En me rencardant sur quelques sites, j’avais cru trouver des galeries valables pas trop loin mais ce ne fut pas le cas sauf pour trois d’entre elles: Hybrida contemporanea (ici et Via Reggio Emilia 32/b), Mandeep (ici et Viale Dello Scalo San Lorenzo 55) et s.t. Foto libreria Galleria (ici et via degli ombrellari, 25 – b3). Le premier est à deux pas du MACro, le deuxième est derrière la gare de Termini dans un quartier un peu moisi en bordure de rocade (c’est aussi le quartier étudiant) et le dernier pas loin du Vatican.

Au final, je me suis dit que Rome n’était peut-être pas la ville la plus dynamique en la matière et qu’il fallait peut-être regarder vers Turin ou Milan..

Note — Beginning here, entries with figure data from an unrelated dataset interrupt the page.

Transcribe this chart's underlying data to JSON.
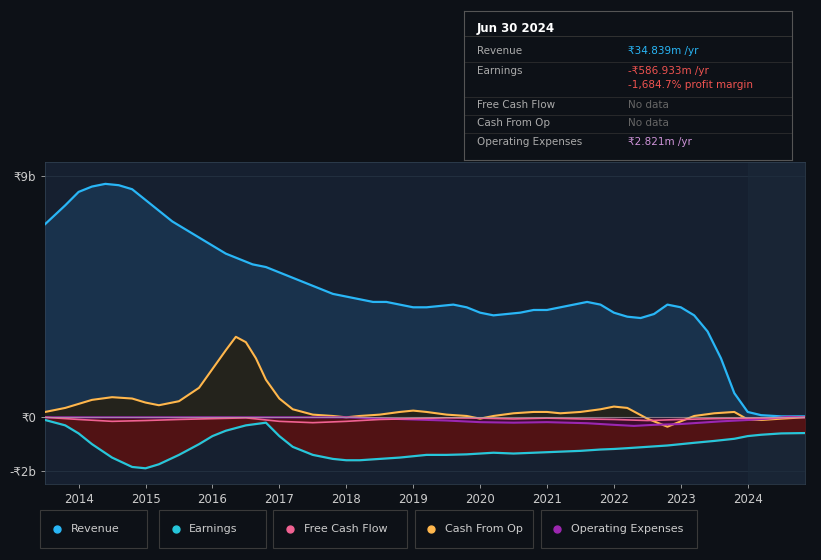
{
  "bg_color": "#0d1117",
  "chart_area_color": "#162030",
  "title_box_bg": "#0a0e14",
  "ylim": [
    -2500,
    9500
  ],
  "ytick_top": 9000,
  "ytick_top_label": "₹9b",
  "ytick_zero": 0,
  "ytick_zero_label": "₹0",
  "ytick_bottom": -2000,
  "ytick_bottom_label": "-₹2b",
  "xlim_start": 2013.5,
  "xlim_end": 2024.85,
  "xticks": [
    2014,
    2015,
    2016,
    2017,
    2018,
    2019,
    2020,
    2021,
    2022,
    2023,
    2024
  ],
  "shade_start": 2024.0,
  "revenue": {
    "x": [
      2013.5,
      2013.8,
      2014.0,
      2014.2,
      2014.4,
      2014.6,
      2014.8,
      2015.0,
      2015.2,
      2015.4,
      2015.6,
      2015.8,
      2016.0,
      2016.2,
      2016.4,
      2016.6,
      2016.8,
      2017.0,
      2017.2,
      2017.4,
      2017.6,
      2017.8,
      2018.0,
      2018.2,
      2018.4,
      2018.6,
      2018.8,
      2019.0,
      2019.2,
      2019.4,
      2019.6,
      2019.8,
      2020.0,
      2020.2,
      2020.4,
      2020.6,
      2020.8,
      2021.0,
      2021.2,
      2021.4,
      2021.6,
      2021.8,
      2022.0,
      2022.2,
      2022.4,
      2022.6,
      2022.8,
      2023.0,
      2023.2,
      2023.4,
      2023.6,
      2023.8,
      2024.0,
      2024.2,
      2024.5,
      2024.85
    ],
    "y": [
      7200,
      7900,
      8400,
      8600,
      8700,
      8650,
      8500,
      8100,
      7700,
      7300,
      7000,
      6700,
      6400,
      6100,
      5900,
      5700,
      5600,
      5400,
      5200,
      5000,
      4800,
      4600,
      4500,
      4400,
      4300,
      4300,
      4200,
      4100,
      4100,
      4150,
      4200,
      4100,
      3900,
      3800,
      3850,
      3900,
      4000,
      4000,
      4100,
      4200,
      4300,
      4200,
      3900,
      3750,
      3700,
      3850,
      4200,
      4100,
      3800,
      3200,
      2200,
      900,
      200,
      80,
      35,
      35
    ],
    "line_color": "#29b6f6",
    "fill_color": "#1a3550",
    "fill_alpha": 0.9
  },
  "earnings": {
    "x": [
      2013.5,
      2013.8,
      2014.0,
      2014.2,
      2014.5,
      2014.8,
      2015.0,
      2015.2,
      2015.5,
      2015.8,
      2016.0,
      2016.2,
      2016.5,
      2016.8,
      2017.0,
      2017.2,
      2017.5,
      2017.8,
      2018.0,
      2018.2,
      2018.5,
      2018.8,
      2019.0,
      2019.2,
      2019.5,
      2019.8,
      2020.0,
      2020.2,
      2020.5,
      2020.8,
      2021.0,
      2021.2,
      2021.5,
      2021.8,
      2022.0,
      2022.2,
      2022.5,
      2022.8,
      2023.0,
      2023.2,
      2023.5,
      2023.8,
      2024.0,
      2024.2,
      2024.5,
      2024.85
    ],
    "y": [
      -100,
      -300,
      -600,
      -1000,
      -1500,
      -1850,
      -1900,
      -1750,
      -1400,
      -1000,
      -700,
      -500,
      -300,
      -200,
      -700,
      -1100,
      -1400,
      -1550,
      -1600,
      -1600,
      -1550,
      -1500,
      -1450,
      -1400,
      -1400,
      -1380,
      -1350,
      -1320,
      -1350,
      -1320,
      -1300,
      -1280,
      -1250,
      -1200,
      -1180,
      -1150,
      -1100,
      -1050,
      -1000,
      -950,
      -880,
      -800,
      -700,
      -650,
      -600,
      -587
    ],
    "line_color": "#26c6da",
    "fill_color": "#5c1010",
    "fill_alpha": 0.85
  },
  "cash_from_op": {
    "x": [
      2013.5,
      2013.8,
      2014.0,
      2014.2,
      2014.5,
      2014.8,
      2015.0,
      2015.2,
      2015.5,
      2015.8,
      2016.0,
      2016.2,
      2016.35,
      2016.5,
      2016.65,
      2016.8,
      2017.0,
      2017.2,
      2017.5,
      2017.8,
      2018.0,
      2018.2,
      2018.5,
      2018.8,
      2019.0,
      2019.2,
      2019.5,
      2019.8,
      2020.0,
      2020.2,
      2020.5,
      2020.8,
      2021.0,
      2021.2,
      2021.5,
      2021.8,
      2022.0,
      2022.2,
      2022.5,
      2022.8,
      2023.0,
      2023.2,
      2023.5,
      2023.8,
      2024.0,
      2024.2,
      2024.5,
      2024.85
    ],
    "y": [
      200,
      350,
      500,
      650,
      750,
      700,
      550,
      450,
      600,
      1100,
      1800,
      2500,
      3000,
      2800,
      2200,
      1400,
      700,
      300,
      100,
      50,
      0,
      50,
      100,
      200,
      250,
      200,
      100,
      50,
      -50,
      50,
      150,
      200,
      200,
      150,
      200,
      300,
      400,
      350,
      -50,
      -350,
      -150,
      50,
      150,
      200,
      -80,
      -100,
      -50,
      0
    ],
    "line_color": "#ffb74d",
    "fill_color": "#2a1e08",
    "fill_alpha": 0.7
  },
  "free_cash_flow": {
    "x": [
      2013.5,
      2014.0,
      2014.5,
      2015.0,
      2015.5,
      2016.0,
      2016.5,
      2017.0,
      2017.5,
      2018.0,
      2018.5,
      2019.0,
      2019.5,
      2020.0,
      2020.5,
      2021.0,
      2021.5,
      2022.0,
      2022.5,
      2023.0,
      2023.5,
      2024.0,
      2024.5,
      2024.85
    ],
    "y": [
      0,
      -80,
      -150,
      -120,
      -80,
      -50,
      -20,
      -150,
      -200,
      -150,
      -80,
      -50,
      -20,
      -30,
      -60,
      -30,
      -60,
      -80,
      -120,
      -80,
      -50,
      -30,
      -20,
      0
    ],
    "line_color": "#f06292"
  },
  "operating_expenses": {
    "x": [
      2013.5,
      2014.0,
      2015.0,
      2016.0,
      2017.0,
      2018.0,
      2019.0,
      2019.5,
      2020.0,
      2020.5,
      2021.0,
      2021.3,
      2021.6,
      2022.0,
      2022.3,
      2022.6,
      2023.0,
      2023.3,
      2023.6,
      2024.0,
      2024.3,
      2024.6,
      2024.85
    ],
    "y": [
      0,
      0,
      0,
      0,
      0,
      0,
      -80,
      -120,
      -180,
      -200,
      -180,
      -200,
      -220,
      -280,
      -320,
      -280,
      -250,
      -200,
      -150,
      -100,
      -50,
      20,
      0
    ],
    "line_color": "#9c27b0",
    "fill_color": "#2d0a40",
    "fill_alpha": 0.6
  },
  "legend": [
    {
      "label": "Revenue",
      "color": "#29b6f6"
    },
    {
      "label": "Earnings",
      "color": "#26c6da"
    },
    {
      "label": "Free Cash Flow",
      "color": "#f06292"
    },
    {
      "label": "Cash From Op",
      "color": "#ffb74d"
    },
    {
      "label": "Operating Expenses",
      "color": "#9c27b0"
    }
  ],
  "info_box": {
    "title": "Jun 30 2024",
    "rows": [
      {
        "label": "Revenue",
        "value": "₹34.839m /yr",
        "vcolor": "#29b6f6",
        "lcolor": "#aaaaaa"
      },
      {
        "label": "Earnings",
        "value": "-₹586.933m /yr",
        "vcolor": "#ef5350",
        "lcolor": "#aaaaaa"
      },
      {
        "label": "",
        "value": "-1,684.7% profit margin",
        "vcolor": "#ef5350",
        "lcolor": "#aaaaaa"
      },
      {
        "label": "Free Cash Flow",
        "value": "No data",
        "vcolor": "#666666",
        "lcolor": "#aaaaaa"
      },
      {
        "label": "Cash From Op",
        "value": "No data",
        "vcolor": "#666666",
        "lcolor": "#aaaaaa"
      },
      {
        "label": "Operating Expenses",
        "value": "₹2.821m /yr",
        "vcolor": "#ce93d8",
        "lcolor": "#aaaaaa"
      }
    ]
  }
}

Hybrida contemporanea montrait le travail de Resi Girardello (son site ici), des photos en ovale destinées à être vues en relief avec des lunettes bicolores. Mandeep montrait « Regno del fuoco: ai piedi dei vulcani italiani ». Cette galerie montrait donc des paysages de volcans et les gens qui vivent à côté (c’est vrai qu’on oublie facilement que l’Italie est dotée de volcans actifs) avec le travail de Rocco Rorandelli, Michele Borzoni, Pietro Paolini et Simone Donati du collectif Terraproject (leur site ici) qui sera au Visa pour l’image à Perpignan. Le thème paraît purement documentaire mais en fin de compte les travaux montrés m’ont semblé allé au-delà de cette approche: cette exposition m’a bien plu. En prime, la galerie lit Polka, Foam et OjodePez ce qui est bon signe :) S.t. foto libreria galleria est d’abord une librairie spécialisée en photo mais les murs en sont couverts;  il est un peu difficile de s’y retrouver mais leur site web est très complet.